Re: [PATCH v6 07/19] mm: Put readahead pages in cache earlier

Dave Chinner <david@xxxxxxxxxxxxx> · Wed, 19 Feb 2020 11:59:15 +1100

On Tue, Feb 18, 2020 at 07:42:22AM -0800, Matthew Wilcox wrote:
> On Tue, Feb 18, 2020 at 05:14:59PM +1100, Dave Chinner wrote:
> > On Mon, Feb 17, 2020 at 10:45:52AM -0800, Matthew Wilcox wrote:
> > > From: "Matthew Wilcox (Oracle)" <willy@xxxxxxxxxxxxx>
> > > 
> > > At allocation time, put the pages in the cache unless we're using
> > > ->readpages.  Add the readahead_for_each() iterator for the benefit of
> > > the ->readpage fallback.  This iterator supports huge pages, even though
> > > none of the filesystems to be converted do yet.
> > 
> > This could be better written - took me some time to get my head
> > around it and the code.
> > 
> > "When populating the page cache for readahead, mappings that don't
> > use ->readpages need to have their pages added to the page cache
> > before ->readpage is called. Do this insertion earlier so that the
> > pages can be looked up immediately prior to ->readpage calls rather
> > than passing them on a linked list. This early insert functionality
> > is also required by the upcoming ->readahead method that will
> > replace ->readpages.
> > 
> > Optimise and simplify the readpage loop by adding a
> > readahead_for_each() iterator to provide the pages we need to read.
> > This iterator also supports huge pages, even though none of the
> > filesystems have been converted to use them yet."
> 
> Thanks, I'll use that.
> 
> > > +static inline struct page *readahead_page(struct readahead_control *rac)
> > > +{
> > > +	struct page *page;
> > > +
> > > +	if (!rac->_nr_pages)
> > > +		return NULL;
> > 
> > Hmmmm.
> > 
> > > +
> > > +	page = xa_load(&rac->mapping->i_pages, rac->_start);
> > > +	VM_BUG_ON_PAGE(!PageLocked(page), page);
> > > +	rac->_batch_count = hpage_nr_pages(page);
> > 
> > So we could have rac->_nr_pages = 2, and then we get an order 2
> > large page returned, and so rac->_batch_count = 4.
> 
> Well, no, we couldn't.  rac->_nr_pages is incremented by 4 when we add
> an order-2 page to the readahead.

I don't see any code that does that. :)

i.e. we aren't actually putting high order pages into the page
cache here - page_alloc() allocates order-0 pages) - so there's
nothing in the patch that tells me how rac->_nr_pages behaves
when allocating large pages...

IOWs, we have an undocumented assumption in the implementation...

> I can put a
> 	BUG_ON(rac->_batch_count > rac->_nr_pages)
> in here to be sure to catch any logic error like that.

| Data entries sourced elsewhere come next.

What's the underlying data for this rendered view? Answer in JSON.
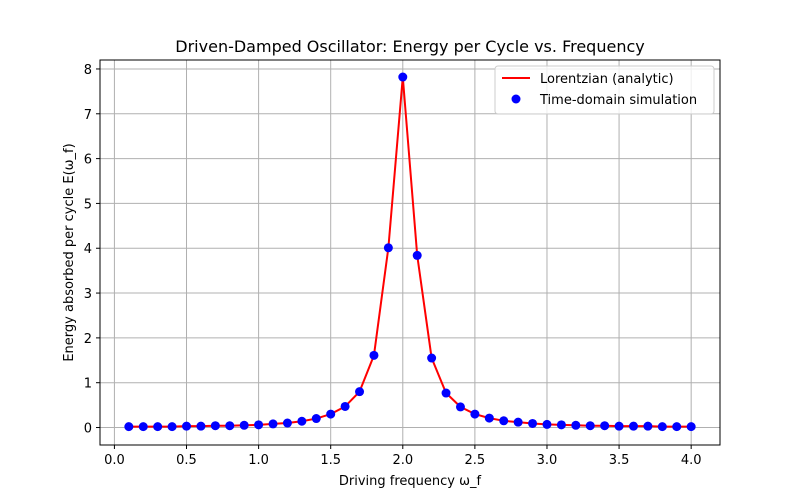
{
  "chart_data": {
    "type": "line",
    "title": "Driven-Damped Oscillator: Energy per Cycle vs. Frequency",
    "xlabel": "Driving frequency  ω_f",
    "ylabel": "Energy absorbed per cycle  E(ω_f)",
    "xlim": [
      -0.1,
      4.2
    ],
    "ylim": [
      -0.39,
      8.2
    ],
    "xticks": [
      0.0,
      0.5,
      1.0,
      1.5,
      2.0,
      2.5,
      3.0,
      3.5,
      4.0
    ],
    "xtick_labels": [
      "0.0",
      "0.5",
      "1.0",
      "1.5",
      "2.0",
      "2.5",
      "3.0",
      "3.5",
      "4.0"
    ],
    "yticks": [
      0,
      1,
      2,
      3,
      4,
      5,
      6,
      7,
      8
    ],
    "ytick_labels": [
      "0",
      "1",
      "2",
      "3",
      "4",
      "5",
      "6",
      "7",
      "8"
    ],
    "grid": true,
    "legend_position": "top-right",
    "x": [
      0.1,
      0.2,
      0.3,
      0.4,
      0.5,
      0.6,
      0.7,
      0.8,
      0.9,
      1.0,
      1.1,
      1.2,
      1.3,
      1.4,
      1.5,
      1.6,
      1.7,
      1.8,
      1.9,
      2.0,
      2.1,
      2.2,
      2.3,
      2.4,
      2.5,
      2.6,
      2.7,
      2.8,
      2.9,
      3.0,
      3.1,
      3.2,
      3.3,
      3.4,
      3.5,
      3.6,
      3.7,
      3.8,
      3.9,
      4.0
    ],
    "series": [
      {
        "name": "Lorentzian (analytic)",
        "kind": "line",
        "color": "#ff0000",
        "values": [
          0.02,
          0.02,
          0.02,
          0.02,
          0.03,
          0.03,
          0.04,
          0.04,
          0.05,
          0.06,
          0.08,
          0.1,
          0.14,
          0.2,
          0.3,
          0.47,
          0.8,
          1.61,
          4.01,
          7.82,
          3.84,
          1.55,
          0.77,
          0.46,
          0.3,
          0.21,
          0.15,
          0.12,
          0.09,
          0.07,
          0.06,
          0.05,
          0.04,
          0.04,
          0.03,
          0.03,
          0.03,
          0.02,
          0.02,
          0.02
        ]
      },
      {
        "name": "Time-domain simulation",
        "kind": "scatter",
        "color": "#0000ff",
        "values": [
          0.02,
          0.02,
          0.02,
          0.02,
          0.03,
          0.03,
          0.04,
          0.04,
          0.05,
          0.06,
          0.08,
          0.1,
          0.14,
          0.2,
          0.3,
          0.47,
          0.8,
          1.61,
          4.01,
          7.82,
          3.84,
          1.55,
          0.77,
          0.46,
          0.3,
          0.21,
          0.15,
          0.12,
          0.09,
          0.07,
          0.06,
          0.05,
          0.04,
          0.04,
          0.03,
          0.03,
          0.03,
          0.02,
          0.02,
          0.02
        ]
      }
    ]
  }
}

Definitely necessary given that we don't insert large pages for
readahead yet. A comment explaining the assumptions that the
code makes for large pages is probably in order, too.

> > > -		page->index = offset;
> > > -		list_add(&page->lru, &page_pool);
> > > +		if (use_list) {
> > > +			page->index = offset;
> > > +			list_add(&page->lru, &page_pool);
> > > +		} else if (add_to_page_cache_lru(page, mapping, offset,
> > > +					gfp_mask) < 0) {
> > > +			put_page(page);
> > > +			goto read;
> > > +		}
> > 
> > Ok, so that's why you put read code at the end of the loop. To turn
> > the code into spaghetti :/
> > 
> > How much does this simplify down when we get rid of ->readpages and
> > can restructure the loop? This really seems like you're trying to
> > flatten two nested loops into one by the use of goto....
> 
> I see it as having two failure cases in this loop.  One for "page is
> already present" (which already existed) and one for "allocated a page,
> but failed to add it to the page cache" (which used to be done later).
> I didn't want to duplicate the "call read_pages()" code.  So I reshuffled
> the code rather than add a nested loop.  I don't think the nested loop
> is easier to read (we'll be at 5 levels of indentation for some statements).
> Could do it this way ...

Can we move the update of @rac inside read_pages()? The next
start offset^Windex we start at is rac._start + rac._nr_pages, right?

so read_pages() could do:

{
	if (readahead_count(rac)) {
		/* do readahead */
	}

	/* advance the readahead cursor */
	rac->_start += rac->_nr_pages;
	rac._nr_pages = 0;
}

and then we only need to call read_pages() in these cases and so
the requirement for avoiding duplicating code is avoided...

Cheers,

Dave.
-- 
Dave Chinner
david@xxxxxxxxxxxxx